TEACH ME ABOUT BI-WIRE


I see a lot mentioned about bi-wiring. I am not familar with this. I know you must have speakers that can be bi-wired and they are configured for bi-wire by removing a buss bar to seperate speakers and/or crossovers within the cabinet. I have also read that you need to have an amp that has bi-wire capability (two left and two right speakers outputs - and not to be confused with speakers A & B).

Can someone explain what takes place within each speaker when it is set up for bi-wiring? What are the advantages and disadvantages if any? What if my amp only has one set of left and right speakers outputs (but has something called loops for additional amps), Can you accomplish bi-wiring if you had two amps? If so how would it work?
sfrounds
I disagree with almost everything Jostler, Stevemj have posted here, and so do the majority of high end speaker manufacturers, but they are entitled to their opinions.

The actual mechanics of bi-wiring, and special design of seperate crossovers that control what signal travels down each cable are covered in detail on many differnt web sites.

The only question to the customer is do the benefits of bi-wiring overcome the additional cost involved with two sets of cable.

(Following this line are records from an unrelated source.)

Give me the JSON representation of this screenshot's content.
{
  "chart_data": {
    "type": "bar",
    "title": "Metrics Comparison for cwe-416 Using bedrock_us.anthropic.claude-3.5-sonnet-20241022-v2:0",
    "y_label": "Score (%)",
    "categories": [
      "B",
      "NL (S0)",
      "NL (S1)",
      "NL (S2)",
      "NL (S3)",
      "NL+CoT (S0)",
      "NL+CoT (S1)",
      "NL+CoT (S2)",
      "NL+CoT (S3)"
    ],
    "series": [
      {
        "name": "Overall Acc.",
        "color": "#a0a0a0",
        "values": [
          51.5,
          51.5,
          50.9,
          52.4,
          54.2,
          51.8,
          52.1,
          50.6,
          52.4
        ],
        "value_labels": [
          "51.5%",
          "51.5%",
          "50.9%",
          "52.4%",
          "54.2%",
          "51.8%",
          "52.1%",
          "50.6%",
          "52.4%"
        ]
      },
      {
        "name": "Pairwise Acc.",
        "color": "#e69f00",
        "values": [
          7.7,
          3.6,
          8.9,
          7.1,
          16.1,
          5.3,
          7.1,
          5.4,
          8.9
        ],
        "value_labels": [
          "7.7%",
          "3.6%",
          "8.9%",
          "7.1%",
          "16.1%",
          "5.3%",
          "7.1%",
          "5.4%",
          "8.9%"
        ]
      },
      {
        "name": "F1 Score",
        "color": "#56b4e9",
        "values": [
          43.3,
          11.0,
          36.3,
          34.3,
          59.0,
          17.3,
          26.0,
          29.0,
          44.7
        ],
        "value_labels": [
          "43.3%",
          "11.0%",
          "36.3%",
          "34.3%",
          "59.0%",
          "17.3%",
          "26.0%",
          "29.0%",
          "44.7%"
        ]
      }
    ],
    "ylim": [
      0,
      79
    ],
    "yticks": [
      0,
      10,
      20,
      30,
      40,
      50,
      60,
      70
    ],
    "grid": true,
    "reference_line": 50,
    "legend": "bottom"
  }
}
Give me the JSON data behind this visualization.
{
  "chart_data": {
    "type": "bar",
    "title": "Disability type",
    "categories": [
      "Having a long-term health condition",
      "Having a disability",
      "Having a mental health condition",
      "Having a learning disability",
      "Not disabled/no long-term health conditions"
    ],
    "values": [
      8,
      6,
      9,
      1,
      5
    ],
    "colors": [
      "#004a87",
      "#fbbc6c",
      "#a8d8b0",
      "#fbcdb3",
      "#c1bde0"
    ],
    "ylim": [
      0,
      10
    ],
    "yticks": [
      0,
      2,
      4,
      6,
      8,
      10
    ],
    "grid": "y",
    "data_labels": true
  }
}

Or another way of putting it is do two sets of $500 cable sound better than one set of $1000 cable.
Hey Sedond, try leaving the jumpers in place (be very careful not to cross plus and minus), or as Jon Risch suggested in another forum, just the jumper for the "negative" side. First, if the sound is the same with both jumpers in, I would assume biwiring has no effect other than more wire. Second if the sound is better with one jumper left in, then you have a cheap tweak upgrade. Might be worse though, people have reported different results.
paulwp, if i unnerstand ya correctly, i should try the yumpers *and* biwiring at the same time? and, yust yumper the negative while biwiring? as i'm currently using only one amp, - i traded my electrocompaniet aw100 for an aw75 to match my existing aw75, & it's not here yet - i can try this...

doug s.

Yes, try connecting wires to both sets of terminals and leave the jumpers in (belt and suspenders), and compare the sound to biwiring without the jumpers. If biwiring makes sense, I think (and as everyone knows, I could be wrong about this) you should prefer the sound without the jumpers. The second suggestion is a "tweak" recommended by Jon Risch, who says that in some systems, people have reported better sound (I dont know in what way) from connecting just the negative jumper or shorting strap. I never could figure out what that meant for me because with my preamp I have to reverse the cables.
Sedond, regarding bi-wiring: if your speaker's crossover network isn't enough to isolate the tweeter from the woofer, why would some extra wire be enough?